Sayangnya, perasaan cinta Amaral yang terlalu besar menyulitkannya untuk mengangguk. Dia hanya bergumam lama, antara tak ingin menyakiti Felara dan iba dengan dirinya sendiri.
"Kau hanya merasa... akhir-akhir ini kau bilang keadaannya sulit untukmu. Aku mungkin menyulitkanmu, karena itu aku memberimu lebih banyak waktu untuk menikmati hari-harimu seorang diri."
Sorot mata Felara berubah kosong. Gadis itu menautkan jari-jemarinya di atas meja, dan menghela nafasnya satu-persatu.
"Aku tidak mengerti, Aral. Aku bahkan tidak mengingat apa aku pernah pergi ke sana atau tidak. Akhir-akhir ini aku menjadi sangat pelupa," sahut Felara.

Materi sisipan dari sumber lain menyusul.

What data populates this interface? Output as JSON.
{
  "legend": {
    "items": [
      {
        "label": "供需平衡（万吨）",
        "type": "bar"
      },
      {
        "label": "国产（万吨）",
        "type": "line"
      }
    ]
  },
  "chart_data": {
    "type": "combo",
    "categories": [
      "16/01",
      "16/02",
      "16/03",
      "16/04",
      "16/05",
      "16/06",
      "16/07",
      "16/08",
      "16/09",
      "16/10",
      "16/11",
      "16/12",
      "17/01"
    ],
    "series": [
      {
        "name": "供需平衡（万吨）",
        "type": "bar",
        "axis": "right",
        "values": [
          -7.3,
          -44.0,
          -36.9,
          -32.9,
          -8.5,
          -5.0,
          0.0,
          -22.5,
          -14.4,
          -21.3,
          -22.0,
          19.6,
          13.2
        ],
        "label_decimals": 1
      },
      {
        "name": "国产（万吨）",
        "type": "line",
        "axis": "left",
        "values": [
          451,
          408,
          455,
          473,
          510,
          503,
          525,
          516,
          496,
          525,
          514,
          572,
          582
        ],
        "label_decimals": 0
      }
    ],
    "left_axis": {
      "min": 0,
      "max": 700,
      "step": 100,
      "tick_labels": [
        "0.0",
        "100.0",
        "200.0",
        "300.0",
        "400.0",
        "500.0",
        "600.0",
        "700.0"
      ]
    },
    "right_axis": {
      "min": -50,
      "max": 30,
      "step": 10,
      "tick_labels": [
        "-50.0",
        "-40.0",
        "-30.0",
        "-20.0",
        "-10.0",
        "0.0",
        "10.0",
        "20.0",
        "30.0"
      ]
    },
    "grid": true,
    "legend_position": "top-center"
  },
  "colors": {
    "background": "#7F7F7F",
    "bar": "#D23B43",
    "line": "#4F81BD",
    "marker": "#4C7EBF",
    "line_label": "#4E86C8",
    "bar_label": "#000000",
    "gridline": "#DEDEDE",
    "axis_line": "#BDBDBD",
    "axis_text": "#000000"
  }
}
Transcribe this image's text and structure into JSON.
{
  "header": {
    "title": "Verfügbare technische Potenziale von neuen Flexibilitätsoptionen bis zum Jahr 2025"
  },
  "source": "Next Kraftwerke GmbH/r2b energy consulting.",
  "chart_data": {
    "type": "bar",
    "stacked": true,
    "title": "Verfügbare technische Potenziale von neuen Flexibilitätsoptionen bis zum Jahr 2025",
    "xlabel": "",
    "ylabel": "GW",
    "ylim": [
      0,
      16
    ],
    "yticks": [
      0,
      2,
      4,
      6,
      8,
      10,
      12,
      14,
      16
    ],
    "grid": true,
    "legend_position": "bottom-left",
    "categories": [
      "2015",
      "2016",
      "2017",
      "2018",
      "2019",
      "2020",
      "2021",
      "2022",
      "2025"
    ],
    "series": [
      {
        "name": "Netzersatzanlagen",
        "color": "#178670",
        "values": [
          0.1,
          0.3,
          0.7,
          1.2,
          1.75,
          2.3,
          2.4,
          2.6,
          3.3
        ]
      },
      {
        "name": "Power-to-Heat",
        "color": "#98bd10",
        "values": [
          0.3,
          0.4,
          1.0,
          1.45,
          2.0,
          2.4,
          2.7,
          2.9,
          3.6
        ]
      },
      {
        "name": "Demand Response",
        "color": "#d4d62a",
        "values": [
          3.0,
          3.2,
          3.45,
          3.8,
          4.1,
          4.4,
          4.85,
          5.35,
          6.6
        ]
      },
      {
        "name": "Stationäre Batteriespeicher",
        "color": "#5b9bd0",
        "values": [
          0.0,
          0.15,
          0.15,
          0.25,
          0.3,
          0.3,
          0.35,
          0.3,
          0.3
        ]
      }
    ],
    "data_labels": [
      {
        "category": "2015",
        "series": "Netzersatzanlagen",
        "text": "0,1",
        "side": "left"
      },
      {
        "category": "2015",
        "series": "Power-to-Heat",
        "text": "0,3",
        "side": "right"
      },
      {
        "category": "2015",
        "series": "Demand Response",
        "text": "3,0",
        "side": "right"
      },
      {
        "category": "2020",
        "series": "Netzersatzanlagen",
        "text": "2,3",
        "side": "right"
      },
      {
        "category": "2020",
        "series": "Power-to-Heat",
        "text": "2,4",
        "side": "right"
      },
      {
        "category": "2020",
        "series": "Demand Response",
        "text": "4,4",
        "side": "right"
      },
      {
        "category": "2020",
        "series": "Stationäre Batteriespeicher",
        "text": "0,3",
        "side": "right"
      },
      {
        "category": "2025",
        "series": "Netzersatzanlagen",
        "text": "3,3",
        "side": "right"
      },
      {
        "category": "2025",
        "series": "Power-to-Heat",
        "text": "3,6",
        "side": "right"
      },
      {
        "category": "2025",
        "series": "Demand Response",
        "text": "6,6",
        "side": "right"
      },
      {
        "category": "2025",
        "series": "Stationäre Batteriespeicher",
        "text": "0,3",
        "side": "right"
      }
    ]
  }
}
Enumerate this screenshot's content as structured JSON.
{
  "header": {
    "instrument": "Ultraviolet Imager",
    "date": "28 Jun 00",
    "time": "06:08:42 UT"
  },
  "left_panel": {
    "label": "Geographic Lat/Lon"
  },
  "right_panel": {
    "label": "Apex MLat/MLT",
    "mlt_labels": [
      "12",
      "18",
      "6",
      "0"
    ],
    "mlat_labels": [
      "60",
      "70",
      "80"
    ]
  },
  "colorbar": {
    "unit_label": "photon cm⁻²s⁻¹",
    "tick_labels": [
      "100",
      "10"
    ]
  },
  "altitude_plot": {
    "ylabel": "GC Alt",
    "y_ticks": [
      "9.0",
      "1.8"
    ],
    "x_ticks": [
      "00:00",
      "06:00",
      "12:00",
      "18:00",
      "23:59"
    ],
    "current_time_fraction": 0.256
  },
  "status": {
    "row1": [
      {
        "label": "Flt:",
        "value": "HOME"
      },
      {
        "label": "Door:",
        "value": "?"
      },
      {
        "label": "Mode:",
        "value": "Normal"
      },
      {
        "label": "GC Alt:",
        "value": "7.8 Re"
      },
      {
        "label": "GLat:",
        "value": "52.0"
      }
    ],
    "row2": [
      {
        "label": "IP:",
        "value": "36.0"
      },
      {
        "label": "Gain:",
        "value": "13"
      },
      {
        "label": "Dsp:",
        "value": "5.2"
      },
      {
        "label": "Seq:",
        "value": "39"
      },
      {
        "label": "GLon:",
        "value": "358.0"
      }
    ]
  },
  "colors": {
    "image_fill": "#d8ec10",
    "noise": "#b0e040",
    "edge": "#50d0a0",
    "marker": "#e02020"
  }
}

Amaral baru sadar, minuman yang dia bukakan untuk kekasihnya itu belum tersentuh. Apel yang dipotong-potong Felara sebelumnya pun belum disentuh. Namun, Amaral masih ingin tabah. Dia masih bersikeras menabung banyak hal untuk Felara, untuk hidup bersama Felara bagaimanapun keadaannya.
"Kadang aku seperti tidak mengenal diriku, Aral," keluhnya. "Di saat-saat seperti itu aku selalu teringat Naratama. Kurasa, aku merindukannya. Dulu sekali, saat aku dalam situasi perasaan tidak menyenangkan, Naratama akan berusaha menghiburku. Dia akan memintaku membaca buku, mendengarkan musik, atau melakukan apa saja yang membuat perasaanku membaik. Tapi sekarang sepertinya hal itu tidak berlaku. Aku melakukan semuanya, perasaanku tetap tak membaik. Aku merasa ada yang hilang, tetapi aku tak bisa mencarinya. Parahnya, aku bahkan tak tahu apa yang hilang itu."
Felara berkelakar tanpa menatap Amaral. Tanpa melihat wajah sendu dan terluka Amaral. Sejujurnya, nama Naratama tak pernah hadir dalam waktu 7 tahun perjalanan mereka. Amaral tidak mengenalnya. Felara tidak pernah menceritakannya, selain hari ini. Di antara ketakutan-ketakutan atas kehilangan Felara, Amaral juga merasa bingung.
Sebenarnya siapa gadis yang menjadi kekasihnya ini?
Setelah 7 tahun, mengapa Amaral tak benar-benar mengenalnya?
"Mungkin karena tidak ada Naratama, semua usahaku jadi sia-sia. Berbeda dengan saat bersama Naratama," katanya lagi.
Amaral mengulas senyum pahitnya. Cintanya terlalu besar. Terlalu gila. "Apa kau bahagia saat dengannya, Lara?" tanyanya.